Snowden d’Oliver Stone
« Carte blanche à » du 28 novembre 2016 sur Radio Notre-Dame – Snowden d’Oliver Stone
Louis Daufresne : Vous avez vu cette semaine le film, Snowden d’Oliver Stone, l’histoire du fameux lanceur d’alertes qui a révélé grâce à la presse la surveillance de masse illégale à laquelle se livraient les États-Unis
Hélène Bodenez : Oui et l’audacieux, exilé en Russie en un lieu secret, refait parler de lui cette semaine. La Norvège refuse de garantir de ne pas extrader le lauréat Snowden s’il s’y rendait pour la remise du prix Ossietzky de la liberté d’expression. Car les États-Unis le poursuivent toujours pour ce qu’ils considèrent comme trahison d’état, les événements de juin 2013. Obama ne veut pas pardonner la fuite de documents top secrets. C’est l’histoire de ces révélations hautement explosives que nous narre Oliver Stone. Le réalisateur habitué des biopics, multi-oscarisés, livre un film sobre, clair, sérieux. Pas de héros extraordinaire à première vue, un Américain lambda, réformé même de l’armée pour faiblesse constitutive. Le meilleur dans sa partie cependant, le cryptage et la sécurité informatique.
L.D. : Comment le film vulgarise-t-il des faits relativement compliqués ?
H.B. C’est la bonne question car c’est aussi la question que se posait précisément Janine Gibson, la rédactrice en chef du journal qui a publié le scoop (Prix Pulitzer 2014). Pour qu’il atteigne son but ce scoop, il fallait que ce fût compréhensible des lecteurs. Idem pour le film qui est une immense explication. Tout part de la chambre d’hôtel à Hong Kong en 2013 où se réunissent Snowden et les journalistes de l’édition américaine du Guardian et du Washington Post, qui vont et filmer et écrire leurs papiers de révélations. Tout cela secrètement. Snowden se raconte et le réalisateur use alors de flashbacks qui emmènent le spectateur à travers les étapes de la lente maturation vers la décision de tout dire. Ce n’est pas un coup de tête. Chaque épisode, les postes occupés, à la NSA, à la CIA, chez Dell, mais aussi à sa mesure la romance plante une logique, la logique d’un personnage cohérent qui obéit à un intérêt supérieur : il avait tout comme il le dit, une famille, une très bonne rémunération, une maison où il faisait bon vivre. Pourquoi abandonner tout cela si ce n’est pour obéir à sa conscience.
L.D. : Alors justement, Snowden a révélé que l’agence de surveillance américaine allait bien au-delà de ses prérogatives, surveillant le monde entier…
H.B. : Oui avec ses captations tous azimuts des métadonnées des appels téléphoniques aux États-Unis, ainsi que les systèmes d’écoute sur internet des programmes de surveillance.
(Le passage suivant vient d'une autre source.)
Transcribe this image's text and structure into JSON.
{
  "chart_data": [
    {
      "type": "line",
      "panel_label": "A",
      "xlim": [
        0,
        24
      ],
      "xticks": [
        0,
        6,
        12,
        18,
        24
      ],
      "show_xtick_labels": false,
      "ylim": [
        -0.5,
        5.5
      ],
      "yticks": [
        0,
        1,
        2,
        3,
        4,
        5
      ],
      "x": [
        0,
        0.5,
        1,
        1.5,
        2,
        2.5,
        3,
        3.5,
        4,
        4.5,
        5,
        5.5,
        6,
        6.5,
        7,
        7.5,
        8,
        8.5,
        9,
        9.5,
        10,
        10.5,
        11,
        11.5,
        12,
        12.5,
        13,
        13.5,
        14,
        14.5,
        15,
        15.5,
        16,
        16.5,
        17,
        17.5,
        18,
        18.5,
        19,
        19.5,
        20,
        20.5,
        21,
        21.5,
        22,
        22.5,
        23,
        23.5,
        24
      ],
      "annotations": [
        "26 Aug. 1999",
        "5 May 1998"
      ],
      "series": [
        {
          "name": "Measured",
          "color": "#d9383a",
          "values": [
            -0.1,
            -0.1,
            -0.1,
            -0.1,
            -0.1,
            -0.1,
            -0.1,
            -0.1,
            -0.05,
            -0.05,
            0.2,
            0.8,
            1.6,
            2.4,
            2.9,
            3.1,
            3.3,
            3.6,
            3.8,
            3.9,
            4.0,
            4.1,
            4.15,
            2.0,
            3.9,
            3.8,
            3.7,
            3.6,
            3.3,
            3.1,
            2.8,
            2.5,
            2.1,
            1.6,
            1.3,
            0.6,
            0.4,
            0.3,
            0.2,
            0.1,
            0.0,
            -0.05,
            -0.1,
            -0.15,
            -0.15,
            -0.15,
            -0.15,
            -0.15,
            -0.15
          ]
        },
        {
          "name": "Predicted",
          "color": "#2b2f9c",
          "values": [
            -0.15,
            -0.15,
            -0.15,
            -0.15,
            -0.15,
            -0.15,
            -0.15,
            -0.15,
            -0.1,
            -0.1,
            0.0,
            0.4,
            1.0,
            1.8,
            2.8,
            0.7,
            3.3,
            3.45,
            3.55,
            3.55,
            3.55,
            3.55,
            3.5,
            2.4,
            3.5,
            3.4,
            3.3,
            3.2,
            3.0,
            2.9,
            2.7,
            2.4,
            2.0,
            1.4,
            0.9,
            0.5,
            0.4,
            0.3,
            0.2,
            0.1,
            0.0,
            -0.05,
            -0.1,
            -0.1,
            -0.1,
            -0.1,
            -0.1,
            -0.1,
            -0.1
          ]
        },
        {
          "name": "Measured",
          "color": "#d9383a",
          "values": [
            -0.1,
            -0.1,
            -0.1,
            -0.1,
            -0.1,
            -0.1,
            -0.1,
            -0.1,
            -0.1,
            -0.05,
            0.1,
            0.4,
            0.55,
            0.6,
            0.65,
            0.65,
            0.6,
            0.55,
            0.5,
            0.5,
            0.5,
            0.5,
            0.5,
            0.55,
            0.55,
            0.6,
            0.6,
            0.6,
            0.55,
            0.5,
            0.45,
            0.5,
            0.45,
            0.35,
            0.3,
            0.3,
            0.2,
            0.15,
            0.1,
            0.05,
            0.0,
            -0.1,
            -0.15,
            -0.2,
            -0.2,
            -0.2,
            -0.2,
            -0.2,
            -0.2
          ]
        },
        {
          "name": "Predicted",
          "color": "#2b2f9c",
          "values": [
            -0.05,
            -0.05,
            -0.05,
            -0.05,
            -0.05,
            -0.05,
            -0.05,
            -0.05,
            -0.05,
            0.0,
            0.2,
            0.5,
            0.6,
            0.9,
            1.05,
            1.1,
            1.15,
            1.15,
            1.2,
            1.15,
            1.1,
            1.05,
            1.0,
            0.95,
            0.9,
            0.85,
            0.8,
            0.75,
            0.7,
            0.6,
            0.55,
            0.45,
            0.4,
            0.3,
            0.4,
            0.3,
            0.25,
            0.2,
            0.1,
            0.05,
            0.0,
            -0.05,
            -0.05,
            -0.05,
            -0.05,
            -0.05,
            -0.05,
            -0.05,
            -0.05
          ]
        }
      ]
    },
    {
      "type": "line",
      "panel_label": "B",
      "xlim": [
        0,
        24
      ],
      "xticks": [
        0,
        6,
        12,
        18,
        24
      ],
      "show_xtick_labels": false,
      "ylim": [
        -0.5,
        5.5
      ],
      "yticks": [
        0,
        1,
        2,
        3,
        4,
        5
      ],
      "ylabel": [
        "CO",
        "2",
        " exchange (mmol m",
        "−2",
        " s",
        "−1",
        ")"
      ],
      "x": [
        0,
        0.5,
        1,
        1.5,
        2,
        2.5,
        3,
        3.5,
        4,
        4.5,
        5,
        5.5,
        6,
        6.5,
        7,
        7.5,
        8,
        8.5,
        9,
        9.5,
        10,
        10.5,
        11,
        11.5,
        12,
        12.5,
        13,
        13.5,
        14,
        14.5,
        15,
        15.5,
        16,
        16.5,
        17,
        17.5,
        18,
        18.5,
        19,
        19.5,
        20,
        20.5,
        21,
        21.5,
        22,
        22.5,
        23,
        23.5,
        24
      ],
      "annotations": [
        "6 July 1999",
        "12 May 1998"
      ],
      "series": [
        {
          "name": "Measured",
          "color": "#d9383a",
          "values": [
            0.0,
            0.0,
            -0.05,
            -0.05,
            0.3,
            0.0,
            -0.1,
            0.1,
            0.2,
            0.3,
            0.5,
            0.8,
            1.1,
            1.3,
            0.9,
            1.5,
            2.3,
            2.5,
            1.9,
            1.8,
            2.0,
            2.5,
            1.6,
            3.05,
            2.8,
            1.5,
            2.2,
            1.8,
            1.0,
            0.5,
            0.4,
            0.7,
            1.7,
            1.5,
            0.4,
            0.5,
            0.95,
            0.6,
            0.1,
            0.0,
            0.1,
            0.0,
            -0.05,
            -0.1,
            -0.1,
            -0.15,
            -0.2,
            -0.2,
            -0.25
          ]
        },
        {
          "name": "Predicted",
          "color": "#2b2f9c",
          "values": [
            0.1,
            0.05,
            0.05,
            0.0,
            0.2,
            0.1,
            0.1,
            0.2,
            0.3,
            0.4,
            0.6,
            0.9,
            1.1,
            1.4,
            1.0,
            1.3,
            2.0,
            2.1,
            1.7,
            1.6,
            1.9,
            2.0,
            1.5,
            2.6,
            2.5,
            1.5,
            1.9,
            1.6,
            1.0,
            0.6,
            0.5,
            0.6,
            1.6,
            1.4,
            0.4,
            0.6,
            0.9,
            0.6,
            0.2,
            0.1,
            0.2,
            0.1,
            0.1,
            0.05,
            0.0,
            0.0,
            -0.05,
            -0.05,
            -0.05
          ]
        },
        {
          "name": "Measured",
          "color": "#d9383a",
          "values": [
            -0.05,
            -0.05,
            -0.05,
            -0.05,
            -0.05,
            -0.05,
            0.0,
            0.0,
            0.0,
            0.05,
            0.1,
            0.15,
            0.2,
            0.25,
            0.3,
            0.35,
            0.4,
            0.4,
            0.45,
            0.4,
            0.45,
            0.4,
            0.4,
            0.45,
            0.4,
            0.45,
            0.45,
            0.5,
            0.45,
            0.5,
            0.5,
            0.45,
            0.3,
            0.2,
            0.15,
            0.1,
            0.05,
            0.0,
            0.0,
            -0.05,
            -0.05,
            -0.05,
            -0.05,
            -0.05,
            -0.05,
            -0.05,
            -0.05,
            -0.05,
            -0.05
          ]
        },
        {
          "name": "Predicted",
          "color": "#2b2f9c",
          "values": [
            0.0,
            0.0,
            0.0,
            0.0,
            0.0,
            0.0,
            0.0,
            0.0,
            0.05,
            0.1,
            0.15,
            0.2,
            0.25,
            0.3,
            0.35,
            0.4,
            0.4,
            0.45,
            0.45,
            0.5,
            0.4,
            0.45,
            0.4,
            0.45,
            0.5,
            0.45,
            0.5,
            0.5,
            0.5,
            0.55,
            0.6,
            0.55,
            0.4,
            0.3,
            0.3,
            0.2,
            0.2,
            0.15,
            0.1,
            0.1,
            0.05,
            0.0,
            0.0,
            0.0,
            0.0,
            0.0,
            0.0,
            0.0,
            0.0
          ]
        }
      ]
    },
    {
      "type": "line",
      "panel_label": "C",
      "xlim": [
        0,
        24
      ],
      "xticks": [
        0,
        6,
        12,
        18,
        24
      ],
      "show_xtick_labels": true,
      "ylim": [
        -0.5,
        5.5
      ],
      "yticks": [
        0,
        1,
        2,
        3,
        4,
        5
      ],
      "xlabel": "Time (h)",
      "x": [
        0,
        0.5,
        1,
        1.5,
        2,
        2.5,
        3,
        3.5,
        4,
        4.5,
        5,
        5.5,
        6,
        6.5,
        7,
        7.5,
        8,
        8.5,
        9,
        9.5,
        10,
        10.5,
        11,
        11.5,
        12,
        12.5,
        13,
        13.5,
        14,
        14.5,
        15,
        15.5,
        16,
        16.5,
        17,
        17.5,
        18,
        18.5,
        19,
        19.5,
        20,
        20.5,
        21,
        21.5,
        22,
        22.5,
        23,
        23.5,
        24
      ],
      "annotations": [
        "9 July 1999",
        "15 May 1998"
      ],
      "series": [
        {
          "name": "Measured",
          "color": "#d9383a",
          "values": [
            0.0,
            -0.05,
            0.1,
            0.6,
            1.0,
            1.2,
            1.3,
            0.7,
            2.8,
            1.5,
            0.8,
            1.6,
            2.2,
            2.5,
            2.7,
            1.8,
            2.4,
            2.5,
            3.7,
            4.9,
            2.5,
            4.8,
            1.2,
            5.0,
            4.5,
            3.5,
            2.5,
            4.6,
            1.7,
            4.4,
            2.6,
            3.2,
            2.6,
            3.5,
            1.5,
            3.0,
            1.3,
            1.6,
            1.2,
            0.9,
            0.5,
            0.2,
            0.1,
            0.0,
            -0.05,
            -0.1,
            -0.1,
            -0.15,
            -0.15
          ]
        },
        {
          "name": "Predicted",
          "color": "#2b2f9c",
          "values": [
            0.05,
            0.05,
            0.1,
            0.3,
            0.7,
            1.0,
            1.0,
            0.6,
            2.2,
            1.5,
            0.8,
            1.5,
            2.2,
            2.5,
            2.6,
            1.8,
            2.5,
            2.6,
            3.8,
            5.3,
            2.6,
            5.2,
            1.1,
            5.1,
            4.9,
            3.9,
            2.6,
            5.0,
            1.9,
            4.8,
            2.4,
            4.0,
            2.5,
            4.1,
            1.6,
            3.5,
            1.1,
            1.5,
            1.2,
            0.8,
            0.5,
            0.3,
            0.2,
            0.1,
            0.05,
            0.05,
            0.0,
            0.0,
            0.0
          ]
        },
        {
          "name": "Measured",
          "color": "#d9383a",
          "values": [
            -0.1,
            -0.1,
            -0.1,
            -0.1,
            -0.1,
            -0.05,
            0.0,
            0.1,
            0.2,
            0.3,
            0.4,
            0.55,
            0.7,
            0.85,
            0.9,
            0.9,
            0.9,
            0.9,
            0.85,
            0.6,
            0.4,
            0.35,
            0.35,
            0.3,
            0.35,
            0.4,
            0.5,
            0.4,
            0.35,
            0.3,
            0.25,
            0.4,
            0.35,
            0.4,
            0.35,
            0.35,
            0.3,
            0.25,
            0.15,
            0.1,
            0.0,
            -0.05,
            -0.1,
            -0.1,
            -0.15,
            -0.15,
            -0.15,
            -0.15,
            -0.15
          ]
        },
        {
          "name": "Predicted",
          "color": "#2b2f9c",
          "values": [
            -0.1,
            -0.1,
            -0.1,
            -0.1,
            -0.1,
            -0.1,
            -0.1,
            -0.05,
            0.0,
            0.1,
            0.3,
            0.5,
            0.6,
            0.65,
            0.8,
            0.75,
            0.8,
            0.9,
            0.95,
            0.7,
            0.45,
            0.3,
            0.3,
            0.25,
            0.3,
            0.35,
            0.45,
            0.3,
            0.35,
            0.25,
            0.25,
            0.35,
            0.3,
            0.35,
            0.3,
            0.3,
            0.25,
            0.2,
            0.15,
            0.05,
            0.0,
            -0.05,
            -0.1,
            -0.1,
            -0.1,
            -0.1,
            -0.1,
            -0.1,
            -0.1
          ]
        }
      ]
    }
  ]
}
À ce titre, un passage du film est vertigineux : l’on voit comment les contacts de quelqu’un de surveillé sont dans le collimateur et aboutissent à la surveillance des contacts de ses contacts, et ainsi de suite. Bientôt, tout le monde est dans l’œil de Big Brother, tout le monde est suspect !
L.D. : Vous avez été frappée par la récurrence de l’œil.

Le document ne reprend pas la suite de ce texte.